Mariló García Bernal, presidenta de la institución, ha señalado que "la piscina se ha convertido en un elemento especialmente sensible y, al mismo tiempo, en una herramienta disuasoria frente al impago". Se estima que en la provincia de Sevilla existen entre 40.000 y 70.000 piscinas comunitarias en los edificios, lo que confirma la relevancia de este equipameinto en la gestión cotidiana de las comunidades de propietarios, sobre todo en verano

Coincidiendo con el inicio de la temporada estival, el Colegio de Administradores ha registrado un incremento significativo en las consultas relacionadas con la limitación o prohibición del uso de estas instalaciones para los vecinos morosos.

Varias piscinas restringen el acceso a los vecinos que tienen deudas de gastos comunes o expensas para intentar combatir la morosidad. Foto: EFE.

Los administradores recuerdan que la Ley de Propiedad Horizontal (LPH) impone a todos los propietarios la obligación de contribuir a los gastos de limpieza y mantenimiento de las instalaciones comunes, como la piscina.
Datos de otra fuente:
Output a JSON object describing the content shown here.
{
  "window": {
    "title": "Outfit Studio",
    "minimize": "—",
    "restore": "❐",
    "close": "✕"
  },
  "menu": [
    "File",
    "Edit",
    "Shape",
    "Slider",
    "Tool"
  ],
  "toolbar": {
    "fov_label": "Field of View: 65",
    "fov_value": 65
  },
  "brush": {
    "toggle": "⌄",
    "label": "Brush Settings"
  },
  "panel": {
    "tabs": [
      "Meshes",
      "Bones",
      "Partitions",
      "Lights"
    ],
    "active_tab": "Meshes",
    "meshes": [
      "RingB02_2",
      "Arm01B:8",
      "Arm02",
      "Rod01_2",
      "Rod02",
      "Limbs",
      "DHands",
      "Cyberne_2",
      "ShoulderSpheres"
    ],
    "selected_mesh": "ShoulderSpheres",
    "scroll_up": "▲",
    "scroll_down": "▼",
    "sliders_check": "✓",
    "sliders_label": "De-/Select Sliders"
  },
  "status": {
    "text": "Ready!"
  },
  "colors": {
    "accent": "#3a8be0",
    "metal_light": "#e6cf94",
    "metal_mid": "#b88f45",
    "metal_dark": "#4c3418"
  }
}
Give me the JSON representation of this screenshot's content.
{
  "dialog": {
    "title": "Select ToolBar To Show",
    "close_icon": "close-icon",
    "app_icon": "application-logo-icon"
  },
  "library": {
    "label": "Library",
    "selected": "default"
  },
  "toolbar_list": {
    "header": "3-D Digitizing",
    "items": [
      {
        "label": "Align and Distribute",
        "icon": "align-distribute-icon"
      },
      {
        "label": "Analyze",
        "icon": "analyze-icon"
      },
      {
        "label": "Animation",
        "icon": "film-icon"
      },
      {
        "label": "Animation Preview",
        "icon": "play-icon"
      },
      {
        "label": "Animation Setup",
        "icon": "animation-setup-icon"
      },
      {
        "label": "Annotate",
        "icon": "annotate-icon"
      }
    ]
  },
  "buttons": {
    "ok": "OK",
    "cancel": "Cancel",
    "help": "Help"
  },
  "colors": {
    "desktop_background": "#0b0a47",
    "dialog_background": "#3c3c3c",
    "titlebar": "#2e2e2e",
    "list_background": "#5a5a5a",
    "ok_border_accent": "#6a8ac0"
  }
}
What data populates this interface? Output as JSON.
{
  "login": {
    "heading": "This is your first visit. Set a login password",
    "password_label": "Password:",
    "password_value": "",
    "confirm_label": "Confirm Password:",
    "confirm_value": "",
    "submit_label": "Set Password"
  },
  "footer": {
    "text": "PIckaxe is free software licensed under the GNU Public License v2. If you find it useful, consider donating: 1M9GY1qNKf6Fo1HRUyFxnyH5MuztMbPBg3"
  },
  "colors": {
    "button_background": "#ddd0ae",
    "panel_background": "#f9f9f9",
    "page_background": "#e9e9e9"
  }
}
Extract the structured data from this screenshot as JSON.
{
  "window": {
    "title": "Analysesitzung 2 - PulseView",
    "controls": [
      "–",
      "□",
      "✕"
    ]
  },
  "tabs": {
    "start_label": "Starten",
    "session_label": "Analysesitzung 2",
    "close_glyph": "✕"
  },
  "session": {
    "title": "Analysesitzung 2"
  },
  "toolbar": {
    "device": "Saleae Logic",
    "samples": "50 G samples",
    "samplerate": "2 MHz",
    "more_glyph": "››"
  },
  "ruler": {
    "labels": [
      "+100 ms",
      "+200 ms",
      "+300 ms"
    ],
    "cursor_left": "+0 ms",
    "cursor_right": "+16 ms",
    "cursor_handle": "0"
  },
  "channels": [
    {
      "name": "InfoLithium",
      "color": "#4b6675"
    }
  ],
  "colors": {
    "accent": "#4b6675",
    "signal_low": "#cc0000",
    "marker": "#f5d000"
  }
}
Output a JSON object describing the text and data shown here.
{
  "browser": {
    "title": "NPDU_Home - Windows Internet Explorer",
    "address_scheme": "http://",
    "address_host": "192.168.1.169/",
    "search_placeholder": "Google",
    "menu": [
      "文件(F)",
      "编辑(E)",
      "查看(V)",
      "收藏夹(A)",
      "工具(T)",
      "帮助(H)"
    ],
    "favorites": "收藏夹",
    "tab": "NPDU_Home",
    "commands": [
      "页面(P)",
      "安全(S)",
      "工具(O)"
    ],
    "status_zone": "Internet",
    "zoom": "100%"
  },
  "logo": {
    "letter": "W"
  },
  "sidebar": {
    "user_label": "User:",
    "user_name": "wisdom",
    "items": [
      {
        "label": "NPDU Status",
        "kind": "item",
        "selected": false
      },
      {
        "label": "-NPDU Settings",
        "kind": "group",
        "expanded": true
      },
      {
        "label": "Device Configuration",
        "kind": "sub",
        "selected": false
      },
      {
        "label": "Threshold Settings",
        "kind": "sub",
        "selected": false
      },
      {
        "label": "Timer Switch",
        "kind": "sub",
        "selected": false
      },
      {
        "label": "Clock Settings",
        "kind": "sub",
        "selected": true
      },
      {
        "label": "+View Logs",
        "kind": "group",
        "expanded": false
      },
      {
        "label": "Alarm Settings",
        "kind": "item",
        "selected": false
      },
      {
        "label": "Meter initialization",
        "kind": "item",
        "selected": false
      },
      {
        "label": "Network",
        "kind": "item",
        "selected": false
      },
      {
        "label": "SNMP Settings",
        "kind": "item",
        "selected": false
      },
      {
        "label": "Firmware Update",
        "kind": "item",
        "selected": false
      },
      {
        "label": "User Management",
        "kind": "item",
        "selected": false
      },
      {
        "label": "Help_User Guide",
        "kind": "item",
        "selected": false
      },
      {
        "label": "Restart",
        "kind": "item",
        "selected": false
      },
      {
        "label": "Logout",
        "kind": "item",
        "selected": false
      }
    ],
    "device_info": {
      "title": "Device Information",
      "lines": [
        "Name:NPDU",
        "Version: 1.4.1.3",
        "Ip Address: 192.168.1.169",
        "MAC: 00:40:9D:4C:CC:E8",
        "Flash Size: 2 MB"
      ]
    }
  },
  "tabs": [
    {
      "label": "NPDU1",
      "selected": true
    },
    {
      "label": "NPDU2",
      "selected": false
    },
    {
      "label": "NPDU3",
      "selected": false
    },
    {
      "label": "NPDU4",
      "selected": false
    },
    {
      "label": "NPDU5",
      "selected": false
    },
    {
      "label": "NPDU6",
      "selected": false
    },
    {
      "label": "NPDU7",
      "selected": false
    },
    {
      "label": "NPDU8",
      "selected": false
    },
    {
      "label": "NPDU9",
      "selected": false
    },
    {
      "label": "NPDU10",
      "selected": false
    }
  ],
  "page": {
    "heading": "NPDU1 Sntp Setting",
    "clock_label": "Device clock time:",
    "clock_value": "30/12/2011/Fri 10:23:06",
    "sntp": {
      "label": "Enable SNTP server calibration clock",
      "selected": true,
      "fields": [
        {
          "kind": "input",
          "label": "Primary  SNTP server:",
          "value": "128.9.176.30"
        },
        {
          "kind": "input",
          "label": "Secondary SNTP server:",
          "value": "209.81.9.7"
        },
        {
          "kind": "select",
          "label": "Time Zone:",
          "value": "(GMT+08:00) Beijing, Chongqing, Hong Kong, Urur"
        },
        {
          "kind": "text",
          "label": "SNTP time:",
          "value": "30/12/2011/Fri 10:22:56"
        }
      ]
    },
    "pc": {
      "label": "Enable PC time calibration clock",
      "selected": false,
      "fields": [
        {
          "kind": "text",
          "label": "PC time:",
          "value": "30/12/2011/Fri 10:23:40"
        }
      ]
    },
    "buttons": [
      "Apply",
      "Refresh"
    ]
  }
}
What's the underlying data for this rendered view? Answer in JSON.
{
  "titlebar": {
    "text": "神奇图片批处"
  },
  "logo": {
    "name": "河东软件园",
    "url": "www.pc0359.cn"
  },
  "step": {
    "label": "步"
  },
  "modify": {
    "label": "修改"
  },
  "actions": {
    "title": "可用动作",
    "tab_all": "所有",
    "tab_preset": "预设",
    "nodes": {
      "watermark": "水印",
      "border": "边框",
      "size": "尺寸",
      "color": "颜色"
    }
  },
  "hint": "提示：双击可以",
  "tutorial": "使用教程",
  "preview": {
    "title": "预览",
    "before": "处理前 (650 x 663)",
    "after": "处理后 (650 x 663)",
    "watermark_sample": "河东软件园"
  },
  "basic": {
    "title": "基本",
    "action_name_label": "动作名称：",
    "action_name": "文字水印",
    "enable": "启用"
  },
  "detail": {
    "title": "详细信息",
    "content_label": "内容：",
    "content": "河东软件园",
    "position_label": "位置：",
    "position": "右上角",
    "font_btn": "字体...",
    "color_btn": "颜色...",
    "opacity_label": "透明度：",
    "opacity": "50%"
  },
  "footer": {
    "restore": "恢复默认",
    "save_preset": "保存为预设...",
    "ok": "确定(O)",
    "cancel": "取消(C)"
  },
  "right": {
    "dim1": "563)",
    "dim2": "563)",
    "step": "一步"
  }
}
No obstante, el Colegio advierte que estas restricciones no pueden adoptarse de manera arbitraria, enfatizando la importancia de un asesoramiento especializado para una correcta aplicación de la normativa.

En concreto, el artículo 21 de la LPH permite a la junta de propietarios acordar "medidas disuarios frente a la morosidad" durante el tiempo que se mantengan esta situación, siempre que no sean abusivas, desproporcionadas o afecten a la habitabilidad de los inmuebles. De este modo, no se puede vetar el uso, por ejemplo, del ascensor.

Los administradores dicen que están habilitados a ordenar medidas restrictivas a los morosos. Foto: EFE.

Dentro de estos servicios e instalaciones que pueden ser susceptibles de esta limitación temporal se incluyen, además de las piscinas, los gimnasios, pistas de pádel o zonas recreativas. "Cada vez es más frecuente que las comunidades extiendan estas limitaciones a otras instalaciones de carácter lúdico o deportivo, reforzado así la presión frente al impago", afirman los Administradores de Fincas en una nota de prensa.

En conclusión, las comunidades de vecinos tienen la potestad de prohibir el acceso a espacios comunes a los propietarios morosos, siempre de forma proporcional y temporal, hasta que se abonen las cuotas pendientes y los intereses correspondientes.

¿Los inquilinos?

La prohibición temporal del uso de instalaciones podrá aplicarse a su cónyuge, sus hijos o cualquier otro miembro de la unidad de convivencia. En el caso de que la propiedad esté alquilada, la prohibición de acceso se extenderá a los inquilinos, cuyos derechos estarán condicionados por los del dueño del departamento, de acuerdo con la Ley de Arrendamientos Urbanos.